Bottled Roses

Description

112 pages
$21.95
ISBN 0-88750-568-6

Publisher

Year

1985

Contributor

Reviewed by Janet MacArthur

Janet MacArthur was a freelance writer in Calgary.

Review

This collection charts the usual transitional course of the awakening feminist sensibility, but with a difference. Instead of displaying a cool detachment or alienation from traditional values represented by home and family, the female characters in these stories operate within the context of their closely knit Italian-Canadian families. “Famiglia” (in the words of Pasquale DiMarko, the gently satirized paterfamilias who presides over the uneasy house-hold featured in the second story) creates special problems for women whose allegiance to family is called into question when they decide to live independent lives. Family is intimately involved in the territory usually reserved for the self-exploration and solitary evolution of the contemporary female: the aftermath of broken marriage. Aunts, uncles, grandmothers, mothers-in-law, all part of this comfortable family mesh, generally become involved.

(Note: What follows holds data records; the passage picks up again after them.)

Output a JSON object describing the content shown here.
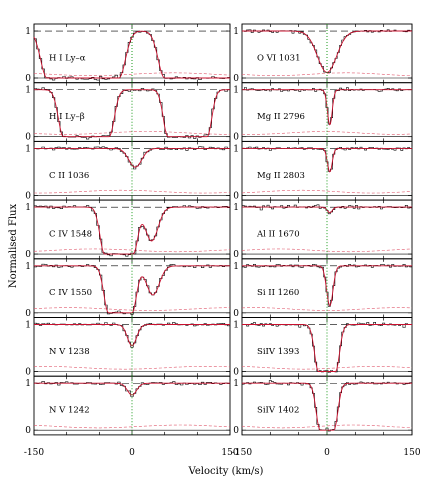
{
  "chart_data": {
    "type": "line",
    "xlabel": "Velocity (km/s)",
    "ylabel": "Normalised Flux",
    "xlim": [
      -150,
      150
    ],
    "ylim": [
      -0.1,
      1.15
    ],
    "x_ticks": [
      "-150",
      "0",
      "150"
    ],
    "x_tick_values": [
      -150,
      0,
      150
    ],
    "y_ticks": [
      "0",
      "1"
    ],
    "y_tick_values": [
      0,
      1
    ],
    "vertical_marker_velocity": 0,
    "panels": [
      {
        "column": 0,
        "row": 0,
        "label": "H I Ly–α",
        "comps": [
          {
            "center": -75,
            "width": 14,
            "depth": 1.0,
            "shape": "sat",
            "half": 55
          },
          {
            "center": 105,
            "width": 14,
            "depth": 1.0,
            "shape": "sat",
            "half": 55
          }
        ]
      },
      {
        "column": 0,
        "row": 1,
        "label": "H I Ly–β",
        "comps": [
          {
            "center": -70,
            "width": 11,
            "depth": 1.0,
            "shape": "sat",
            "half": 35
          },
          {
            "center": 85,
            "width": 10,
            "depth": 1.0,
            "shape": "sat",
            "half": 30
          }
        ]
      },
      {
        "column": 0,
        "row": 2,
        "label": "C II 1036",
        "comps": [
          {
            "center": 5,
            "width": 14,
            "depth": 0.4
          }
        ]
      },
      {
        "column": 0,
        "row": 3,
        "label": "C IV 1548",
        "comps": [
          {
            "center": -20,
            "width": 10,
            "depth": 1.0,
            "shape": "sat",
            "half": 22
          },
          {
            "center": 30,
            "width": 14,
            "depth": 0.72
          }
        ]
      },
      {
        "column": 0,
        "row": 4,
        "label": "C IV 1550",
        "comps": [
          {
            "center": -18,
            "width": 10,
            "depth": 1.0,
            "shape": "sat",
            "half": 18
          },
          {
            "center": 32,
            "width": 14,
            "depth": 0.62
          }
        ]
      },
      {
        "column": 0,
        "row": 5,
        "label": "N V 1238",
        "comps": [
          {
            "center": 0,
            "width": 10,
            "depth": 0.45
          }
        ]
      },
      {
        "column": 0,
        "row": 6,
        "label": "N V 1242",
        "comps": [
          {
            "center": 0,
            "width": 10,
            "depth": 0.25
          }
        ]
      },
      {
        "column": 1,
        "row": 0,
        "label": "O VI 1031",
        "comps": [
          {
            "center": 0,
            "width": 24,
            "depth": 0.88
          }
        ]
      },
      {
        "column": 1,
        "row": 1,
        "label": "Mg II 2796",
        "comps": [
          {
            "center": 5,
            "width": 6,
            "depth": 0.75
          }
        ]
      },
      {
        "column": 1,
        "row": 2,
        "label": "Mg II 2803",
        "comps": [
          {
            "center": 5,
            "width": 6,
            "depth": 0.5
          }
        ]
      },
      {
        "column": 1,
        "row": 3,
        "label": "Al II 1670",
        "comps": [
          {
            "center": 5,
            "width": 6,
            "depth": 0.12
          }
        ]
      },
      {
        "column": 1,
        "row": 4,
        "label": "Si II 1260",
        "comps": [
          {
            "center": 5,
            "width": 8,
            "depth": 0.85
          }
        ]
      },
      {
        "column": 1,
        "row": 5,
        "label": "SiIV 1393",
        "comps": [
          {
            "center": 0,
            "width": 10,
            "depth": 1.0,
            "shape": "sat",
            "half": 15
          }
        ]
      },
      {
        "column": 1,
        "row": 6,
        "label": "SiIV 1402",
        "comps": [
          {
            "center": 0,
            "width": 10,
            "depth": 1.0,
            "shape": "sat",
            "half": 12
          }
        ]
      }
    ]
  }
}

But few of the women depicted seek to escape completely, for many of them are writers — that is, eavesdroppers but insiders — who relish the material to which they have privileged access. In a very effective piece, “The Namesake,” the narrator recounts and comments upon her Granny Giuseppina’s story about her taciturn niece Pina. Granny Giuseppina’s ability to create Gothic fairy tales out of the circumstances of her own life, and to create a victim of herself and a witch of Pina, subtly explores the darker side of the art of storytelling. Another grandmother, Grandmother Nicolina, figures largely in the title story “Bottled Roses.” A highly manipulative individual, she can be seen as a personification of famiglia as it imposes the same story on women of every generation. This force is vested in and maintained by the belief in the superior position of males and the contingent status of women. In “Instructing the Young,” Madott uses the occasion of a hospital visit to an exhausted new mother to explore the tensions created by the collision of the traditional values of the Italian family and those of women who question whether or not they can live by them.

Fathers play an important part in the lives of the female characters in this book, even if they are far away and only faintly adumbrated. Yet they and their wives are presented as benevolent, loving individuals who become identified with all that is positive about family and conventional relationships. Though Madott’s heroines walk a thin, tortuous line, they manage to draw upon the strengths of their backgrounds while they are drawn to the freedoms held out to them by our new culture myth of female independence. With some important qualifications and some major revisions, however, this collection ultimately endorses the conviction expressed by Pasquale DiMarko: “Itsa the blood. Famiglia.”